Multiple characteristics of miRNAs make them potential targets for new treatments of cancer cachexia. Firstly, miRNAs regulate the translation of mRNAs belonging to multiple genes and signaling pathways that are dysregulated in cancer cachexia, such as TNF, IFN signaling, STAT and NF-κB transcription factors and associated target genes (15,103-105). Secondly, miRNAs have been used to promote muscle development and maintain muscle homeostasis (106). The expression of multiple miRNAs has been found to be dysregulated in muscle wasting of cachexia (107). Thirdly, treatment of cancer cachexia with miRNAs can induce reversible and specific changes in gene regulation without affecting the DNA (108). miRNAs can be used as knockdown complementary mRNA targets (103). In knockdown therapy, complement-specific miRNA drugs compete with their mRNA targets for translation. Fourthly, EVs can prevent miRNAs from being degraded in transfer and expedite their uptake via target cells (109,110).

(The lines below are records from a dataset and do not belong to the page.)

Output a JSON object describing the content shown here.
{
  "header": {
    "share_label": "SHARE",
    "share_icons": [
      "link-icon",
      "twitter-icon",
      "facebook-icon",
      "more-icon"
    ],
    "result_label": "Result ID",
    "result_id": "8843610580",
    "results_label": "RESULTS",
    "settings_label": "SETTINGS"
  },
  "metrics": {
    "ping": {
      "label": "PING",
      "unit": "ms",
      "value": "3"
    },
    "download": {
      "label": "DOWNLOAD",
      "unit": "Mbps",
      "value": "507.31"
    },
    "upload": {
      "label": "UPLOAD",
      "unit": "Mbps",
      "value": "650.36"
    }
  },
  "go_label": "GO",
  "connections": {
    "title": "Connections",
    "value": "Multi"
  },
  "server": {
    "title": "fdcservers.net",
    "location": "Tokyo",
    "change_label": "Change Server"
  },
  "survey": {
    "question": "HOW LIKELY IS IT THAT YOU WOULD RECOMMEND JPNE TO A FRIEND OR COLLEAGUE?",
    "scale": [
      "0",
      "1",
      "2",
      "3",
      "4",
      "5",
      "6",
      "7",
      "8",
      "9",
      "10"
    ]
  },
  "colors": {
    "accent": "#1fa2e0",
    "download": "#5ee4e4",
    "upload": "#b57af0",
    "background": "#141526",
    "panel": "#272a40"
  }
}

Finally, miRNAs can be efficiently stabilized or concentrated using novel processing methods (103,111). However, no miRNA drugs have been clinically used to date, although there are several ongoing clinical trials on phases 1 and 2(112). For example, a phase I clinical study that applied miR-16 mimics for the treatment of non-small cell lung cancer or mesothelioma was accomplished, and may be followed up by a phase II study (113). miRNAs have also been adopted for targeting serum amyloid 1 and 2, which are lipoproteins usually generated in response to inflammatory cytokines, and were shown to successfully relieve muscle atrophy in a pre-clinical mouse model (114). miRNA mimics already used in clinical studies for cancer therapy, such as miR-16, can be investigated in animal models of cancer cachexia to evaluate whether they can improve weight loss and alleviate cancer cachexia symptoms. The implications of miRNAs in the pathogenesis of cancer cachexia make them attractive therapeutic targets. In addition, miRNA-based therapies for cancer cachexia target specific pathways that have the potential to restore homeostasis in chronically dysfunctional networks and enable positive muscle responses to exercise and diet.